In contrast, when I look at a photograph of a complete stranger, as is often the case with street photography, all I have to go on is the appearance of that stranger, and the minimal information contained in a caption if there is one. The rest is down to my imagination. Not that my imagination is completely free and unconstrained here, rather it is tied to what I can plausibly see within the image. This is a like the duck-rabbit case that Wittgenstein used to introduce his concept of seeing-as. I can choose to interpret the picture in a particular way, provided that the interpretation is consistent with the highly ambiguous information contained in the picture.
Whilst it is true that photographs carry factual information about their causes, this is rarely legible and highly open to manipulation by the photographer and other users of the image. Even with a straight photograph of a street scene, such as David Goldblatt's On Elof Street, Johannesburg, South Africa 1966-7, in Room 8 of the Street and Studio exhibition, the legible documentary information cannot be the source of our main interest in it since it is so minimal. We can recognize that there are children, adults, that some are black and some are white, and that they appear to be going somewhere, but little more. The caption tells us that we are in South Africa and the date that this is the era of apartheid. But even the facial expressions of those depicted may not be accurate about how they would have appeared over a period of a few seconds. The frozen instant can radically misinform us about what would have been easily legible had we witnessed the scene ourselves.
This is not to say that the photographs can never provide evidence about the past. A photo-finish image is fairly reliable evidence about which horse won the race. But that is in part because of knowledge about the circumstances in which the photograph was taken, but also because the information carried by the image is of a relatively simple and unambiguous type.
It is true that in ordinary life we frequently judge a person's character on the basis of a fleeting glimpse of their face. But in such cases we usually have a great deal of information about the context and location of what is going on. And it is rare for a fleeting glimpse to be as brief as 1/250 of the second. So we glean information about someone from changes taking place over time. With a single still image, particularly if it is in black and white, we have very little to go on. Consequently we use our imaginations to take us beyond the marks on the surface of the photographic paper. Street photography can be fascinating not principally because of what it shows us about reality so much as of a what it forces us to contribute as viewers of the images, what it suggests rather than demonstrates. This is not untethered fantasy about the lives of others, but rather a matter of filling in thoughts about what seems to be implied by the image, but yet might not be accurate about what was in front of the lens when the photograph was taken.

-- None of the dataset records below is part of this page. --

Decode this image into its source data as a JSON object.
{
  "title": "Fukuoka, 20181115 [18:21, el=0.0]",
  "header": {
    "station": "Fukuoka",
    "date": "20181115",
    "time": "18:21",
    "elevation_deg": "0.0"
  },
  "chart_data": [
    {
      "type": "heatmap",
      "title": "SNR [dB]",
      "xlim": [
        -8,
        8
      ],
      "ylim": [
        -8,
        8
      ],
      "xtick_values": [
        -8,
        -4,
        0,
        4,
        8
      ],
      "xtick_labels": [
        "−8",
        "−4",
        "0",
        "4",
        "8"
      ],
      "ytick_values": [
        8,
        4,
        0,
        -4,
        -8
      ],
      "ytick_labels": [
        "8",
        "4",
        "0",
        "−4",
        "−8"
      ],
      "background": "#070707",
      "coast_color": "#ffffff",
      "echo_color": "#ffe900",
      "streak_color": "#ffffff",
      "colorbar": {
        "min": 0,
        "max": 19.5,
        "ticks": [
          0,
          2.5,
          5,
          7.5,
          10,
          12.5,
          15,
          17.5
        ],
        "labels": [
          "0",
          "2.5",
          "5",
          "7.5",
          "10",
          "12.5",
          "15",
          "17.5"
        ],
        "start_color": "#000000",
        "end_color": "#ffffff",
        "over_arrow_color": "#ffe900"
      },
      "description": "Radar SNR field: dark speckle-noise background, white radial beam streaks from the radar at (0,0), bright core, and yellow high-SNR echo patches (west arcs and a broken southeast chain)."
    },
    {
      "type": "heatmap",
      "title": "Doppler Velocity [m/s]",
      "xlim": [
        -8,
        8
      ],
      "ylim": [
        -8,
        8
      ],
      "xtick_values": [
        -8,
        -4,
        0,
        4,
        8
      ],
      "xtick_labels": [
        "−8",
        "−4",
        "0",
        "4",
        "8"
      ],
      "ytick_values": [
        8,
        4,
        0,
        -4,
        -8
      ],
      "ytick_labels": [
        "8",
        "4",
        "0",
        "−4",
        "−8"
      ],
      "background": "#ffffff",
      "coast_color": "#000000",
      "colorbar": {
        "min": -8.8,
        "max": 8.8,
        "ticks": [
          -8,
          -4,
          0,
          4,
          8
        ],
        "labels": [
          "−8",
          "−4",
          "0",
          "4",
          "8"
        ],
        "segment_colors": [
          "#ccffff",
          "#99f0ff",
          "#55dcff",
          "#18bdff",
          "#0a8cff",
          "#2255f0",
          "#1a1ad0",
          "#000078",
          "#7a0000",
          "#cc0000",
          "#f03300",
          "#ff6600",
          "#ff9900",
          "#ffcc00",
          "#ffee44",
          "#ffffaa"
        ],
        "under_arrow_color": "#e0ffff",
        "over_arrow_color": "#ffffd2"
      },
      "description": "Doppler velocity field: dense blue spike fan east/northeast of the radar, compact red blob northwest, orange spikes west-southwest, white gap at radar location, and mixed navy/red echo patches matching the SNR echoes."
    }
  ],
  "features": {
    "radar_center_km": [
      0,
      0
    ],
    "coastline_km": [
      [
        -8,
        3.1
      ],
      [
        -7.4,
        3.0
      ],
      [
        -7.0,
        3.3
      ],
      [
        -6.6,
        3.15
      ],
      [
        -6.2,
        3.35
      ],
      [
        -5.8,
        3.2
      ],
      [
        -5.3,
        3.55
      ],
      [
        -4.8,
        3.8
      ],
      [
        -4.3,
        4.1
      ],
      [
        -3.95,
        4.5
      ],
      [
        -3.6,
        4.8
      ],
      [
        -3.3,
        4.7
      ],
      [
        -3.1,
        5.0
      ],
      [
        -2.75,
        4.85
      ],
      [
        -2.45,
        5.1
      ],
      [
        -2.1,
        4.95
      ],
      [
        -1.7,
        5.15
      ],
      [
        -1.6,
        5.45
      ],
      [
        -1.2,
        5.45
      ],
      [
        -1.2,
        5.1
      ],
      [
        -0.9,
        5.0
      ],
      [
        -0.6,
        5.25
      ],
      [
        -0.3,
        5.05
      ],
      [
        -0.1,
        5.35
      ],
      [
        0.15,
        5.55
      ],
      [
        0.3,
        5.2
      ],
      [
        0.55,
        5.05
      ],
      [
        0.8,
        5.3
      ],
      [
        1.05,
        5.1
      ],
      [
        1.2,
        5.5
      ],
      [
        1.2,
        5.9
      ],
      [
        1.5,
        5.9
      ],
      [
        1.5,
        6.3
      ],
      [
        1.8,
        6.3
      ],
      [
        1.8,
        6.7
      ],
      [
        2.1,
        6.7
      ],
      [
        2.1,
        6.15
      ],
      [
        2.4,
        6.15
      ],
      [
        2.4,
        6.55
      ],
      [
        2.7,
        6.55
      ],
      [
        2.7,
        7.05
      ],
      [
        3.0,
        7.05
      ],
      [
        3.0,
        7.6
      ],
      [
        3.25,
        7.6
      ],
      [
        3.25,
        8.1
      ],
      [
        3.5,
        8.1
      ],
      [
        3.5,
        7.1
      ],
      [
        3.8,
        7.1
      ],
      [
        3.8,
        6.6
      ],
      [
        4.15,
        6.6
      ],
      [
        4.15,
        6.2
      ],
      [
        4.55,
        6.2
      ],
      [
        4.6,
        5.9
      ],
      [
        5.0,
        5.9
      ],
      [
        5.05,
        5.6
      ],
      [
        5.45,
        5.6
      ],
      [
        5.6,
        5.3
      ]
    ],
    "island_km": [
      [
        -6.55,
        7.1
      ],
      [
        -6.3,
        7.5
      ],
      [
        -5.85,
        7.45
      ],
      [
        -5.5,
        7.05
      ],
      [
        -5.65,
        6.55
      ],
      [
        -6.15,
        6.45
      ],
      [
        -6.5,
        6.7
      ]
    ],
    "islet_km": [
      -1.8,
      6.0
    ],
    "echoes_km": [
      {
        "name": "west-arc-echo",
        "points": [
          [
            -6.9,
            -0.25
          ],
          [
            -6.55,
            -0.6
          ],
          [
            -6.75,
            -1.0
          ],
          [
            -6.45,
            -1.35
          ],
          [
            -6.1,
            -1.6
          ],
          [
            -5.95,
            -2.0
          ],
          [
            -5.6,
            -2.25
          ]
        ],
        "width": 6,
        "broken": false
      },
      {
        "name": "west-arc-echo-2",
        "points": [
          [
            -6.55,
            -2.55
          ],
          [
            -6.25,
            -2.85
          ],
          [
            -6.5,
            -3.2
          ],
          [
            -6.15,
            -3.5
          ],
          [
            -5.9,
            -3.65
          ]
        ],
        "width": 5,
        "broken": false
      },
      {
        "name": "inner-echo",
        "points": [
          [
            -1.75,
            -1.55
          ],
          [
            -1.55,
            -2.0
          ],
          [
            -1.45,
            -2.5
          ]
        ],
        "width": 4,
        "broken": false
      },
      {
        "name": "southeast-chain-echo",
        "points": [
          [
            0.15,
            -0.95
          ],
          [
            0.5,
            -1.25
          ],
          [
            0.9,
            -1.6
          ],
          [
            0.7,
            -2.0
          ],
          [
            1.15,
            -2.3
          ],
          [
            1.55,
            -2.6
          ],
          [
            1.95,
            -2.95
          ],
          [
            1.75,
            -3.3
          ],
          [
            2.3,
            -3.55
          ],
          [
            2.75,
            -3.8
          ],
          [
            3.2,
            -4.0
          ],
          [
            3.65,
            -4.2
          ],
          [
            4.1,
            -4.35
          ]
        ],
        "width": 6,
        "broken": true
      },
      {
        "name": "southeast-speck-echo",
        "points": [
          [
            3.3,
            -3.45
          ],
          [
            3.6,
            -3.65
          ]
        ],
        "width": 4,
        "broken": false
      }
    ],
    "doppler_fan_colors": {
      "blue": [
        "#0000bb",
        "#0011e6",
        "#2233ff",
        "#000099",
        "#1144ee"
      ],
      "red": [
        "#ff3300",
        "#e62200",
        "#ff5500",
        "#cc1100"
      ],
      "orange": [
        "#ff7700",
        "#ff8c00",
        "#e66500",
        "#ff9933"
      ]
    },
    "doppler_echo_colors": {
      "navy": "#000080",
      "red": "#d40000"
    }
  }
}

In other words, we are not simply passive interpreters of images whose meanings have been fixed by the moment of exposure, but rather active creators of their meanings to some extent. This differs considerably from our experience of images of, for example, famous people. When I look at a photograph of Mick Jagger, even though I've never seen him in the flesh, I recognized him instantly. My thoughts are taken far beyond the image to a man whose music I have heard, whom I have seen interviewed on television, and in Robert Frank's film. Although what I believe about Mick Jagger and his life may be misleading about the real man, I am not the one who is inventing the character that I believe to have been photographed. Whereas with a photograph of a complete stranger in the street I have to base my thoughts about who this person is and what they were doing and why almost entirely on non-specific quite general experience. The contrast is even more extreme if you think about a photograph of your child or lover. Here, although you see the photograph, I think Sartre is right when he suggests that we are typically transported in our thoughts to the person him or herself. In the language of philosophy, the phenomenology of looking at photographs of those we know, of those we recognize, and of those who are complete strangers to us, is very different.